August 31, 2009

VII. Recommendations

To the Transitional, Power-Sharing Government of Zimbabwe

  • Undertake an independently managed program of police and judicial reform with clear timelines and ensure that Zimbabwean civil society enjoys significant and meaningful participation in the process.
  • Place control of the police under new, non-partisan and professional leadership, accountable to an independent supervisory board. Ensure that police work is consistent with the United Nations Code of Conduct for Law Enforcement Officials and other recognized international principles.
  • Ensure full accountability, including prosecutions, for the perpetrators of serious human rights violations, regardless of position or rank, and press for appropriate remedies for victims of abuses.
  • Urgently repeal or amend all national legislation that is incompatible with international and regional human rights law and standards, including the International Covenant on Civil and Political Rights and the African Charter on Human and Peoples’ Rights. Statutes to be repealed or amended should include:
    • The Criminal Law (Codification and Reform) Act(CLA);
    • The Public Order and Security Act (POSA);
    • The Access to Information and Protection of Privacy Act (AIPPA);
    • The Broadcasting Services Act (BSA); and
    • The Criminal Procedure and Evidence Act (CPEA), particularly section 121, concerning the revocation of court-ordered bail.
  • Ensure that new legislation is compatible with Zimbabwe’s international obligations to respect the rights to freedom of expression, peaceful assembly, and association.
  • Ensure that ZANU-PF immediately demobilizes and disarms its youth militia and war veterans groups who are responsible for abuses, and prosecute those members who have perpetrated serious human rights abuses.
  • Take all necessary measures to end impunity. Set up an independent commission of inquiry, with credible civil society panel members, to investigate serious past human rights violations, including those committed during the 2008 election period and in the Marange diamond fields.

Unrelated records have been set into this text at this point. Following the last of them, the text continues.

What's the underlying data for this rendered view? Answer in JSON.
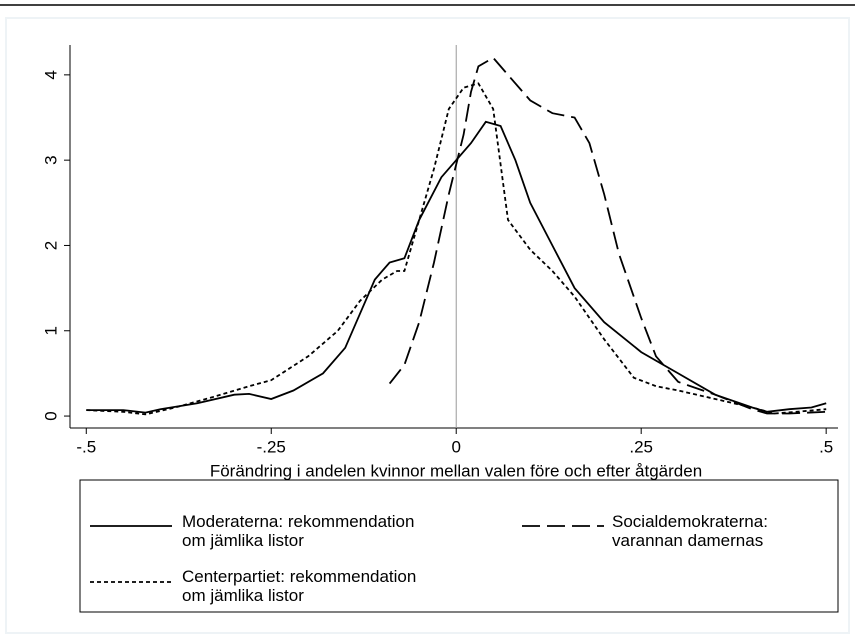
{
  "chart_data": {
    "type": "line",
    "xlabel": "Förändring i andelen kvinnor mellan valen före och efter åtgärden",
    "xlim": [
      -0.522,
      0.516
    ],
    "ylim": [
      -0.14,
      4.35
    ],
    "xticks": [
      {
        "value": -0.5,
        "label": "-.5"
      },
      {
        "value": -0.25,
        "label": "-.25"
      },
      0,
      {
        "value": 0.25,
        "label": ".25"
      },
      {
        "value": 0.5,
        "label": ".5"
      }
    ],
    "yticks": [
      0,
      1,
      2,
      3,
      4
    ],
    "reference_x": 0,
    "series": [
      {
        "name": "Moderaterna: rekommendation\nom jämlika listor",
        "color": "#000000",
        "dash": "solid",
        "x": [
          -0.5,
          -0.45,
          -0.42,
          -0.4,
          -0.35,
          -0.3,
          -0.28,
          -0.25,
          -0.22,
          -0.18,
          -0.15,
          -0.13,
          -0.11,
          -0.09,
          -0.07,
          -0.05,
          -0.02,
          0,
          0.02,
          0.04,
          0.06,
          0.08,
          0.1,
          0.13,
          0.16,
          0.2,
          0.25,
          0.3,
          0.35,
          0.4,
          0.42,
          0.45,
          0.48,
          0.5
        ],
        "values": [
          0.07,
          0.07,
          0.04,
          0.08,
          0.15,
          0.25,
          0.26,
          0.2,
          0.3,
          0.5,
          0.8,
          1.2,
          1.6,
          1.8,
          1.85,
          2.3,
          2.8,
          3.0,
          3.2,
          3.45,
          3.4,
          3.0,
          2.5,
          2.0,
          1.5,
          1.1,
          0.75,
          0.5,
          0.25,
          0.1,
          0.05,
          0.08,
          0.1,
          0.15
        ]
      },
      {
        "name": "Socialdemokraterna:\nvarannan damernas",
        "color": "#000000",
        "dash": "long",
        "x": [
          -0.09,
          -0.07,
          -0.05,
          -0.03,
          -0.01,
          0.01,
          0.02,
          0.03,
          0.05,
          0.07,
          0.1,
          0.13,
          0.16,
          0.18,
          0.2,
          0.22,
          0.25,
          0.27,
          0.3,
          0.35,
          0.4,
          0.42,
          0.45,
          0.5
        ],
        "values": [
          0.38,
          0.6,
          1.1,
          1.8,
          2.6,
          3.3,
          3.8,
          4.1,
          4.2,
          4.0,
          3.7,
          3.55,
          3.5,
          3.2,
          2.6,
          1.9,
          1.15,
          0.7,
          0.4,
          0.25,
          0.08,
          0.03,
          0.03,
          0.05
        ]
      },
      {
        "name": "Centerpartiet: rekommendation\nom jämlika listor",
        "color": "#000000",
        "dash": "short",
        "x": [
          -0.5,
          -0.45,
          -0.42,
          -0.38,
          -0.33,
          -0.28,
          -0.25,
          -0.2,
          -0.16,
          -0.13,
          -0.1,
          -0.08,
          -0.07,
          -0.05,
          -0.03,
          -0.01,
          0.01,
          0.03,
          0.05,
          0.07,
          0.1,
          0.13,
          0.16,
          0.2,
          0.24,
          0.27,
          0.3,
          0.35,
          0.4,
          0.43,
          0.46,
          0.5
        ],
        "values": [
          0.07,
          0.05,
          0.02,
          0.1,
          0.22,
          0.35,
          0.42,
          0.7,
          1.0,
          1.35,
          1.6,
          1.7,
          1.7,
          2.3,
          2.9,
          3.6,
          3.85,
          3.9,
          3.6,
          2.3,
          1.95,
          1.7,
          1.4,
          0.9,
          0.45,
          0.35,
          0.3,
          0.2,
          0.1,
          0.03,
          0.05,
          0.08
        ]
      }
    ]
  }
}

To the Member States of the Southern African Development Community

  • As guarantor of the September 15, 2008 Global Political Agreement, ensure that the Zimbabwean government institutes promised human rights reforms.
  • Promote compliance to the Global Political Agreement and monitor the progress of all parties in carrying out their commitments made under the agreement.
  • Condition the lifting of sanctions against individuals in Zimbabwe with specific actions by ZANU-PF and the achievement of clear human rights benchmarks.
  • Assist Zimbabwe in holding free and fair elections that meet international standards and publicly support full, unfettered international monitoring of future elections well in advance of polling day.
  • Urge Zimbabwe to protect the credibility of the region’s diamond industry by making essential improvements to its management of the Marange diamond fields, and support calls for Zimbabwe’s suspension if it fails to do so.

 

To the European Union and the United States

  • Support all genuine efforts to resolve the political and humanitarian crisis in Zimbabwe by continuing to give priority to the needs of the country’s most vulnerable communities; and re-engage on a broader agenda once the transitional, power-sharing government demonstrates a pattern of concrete and irreversible improvements in policy and actions.
  • Continue to withhold development aid to Zimbabwe in the absence of clear progress in implementing key human rights reforms.
  • Maintain targeted travel sanctions and asset freezes against ZANU-PF and its leadership until ZANU-PF meets specific human rights and good governance benchmarks and until it becomes clear that such changes are irreversible.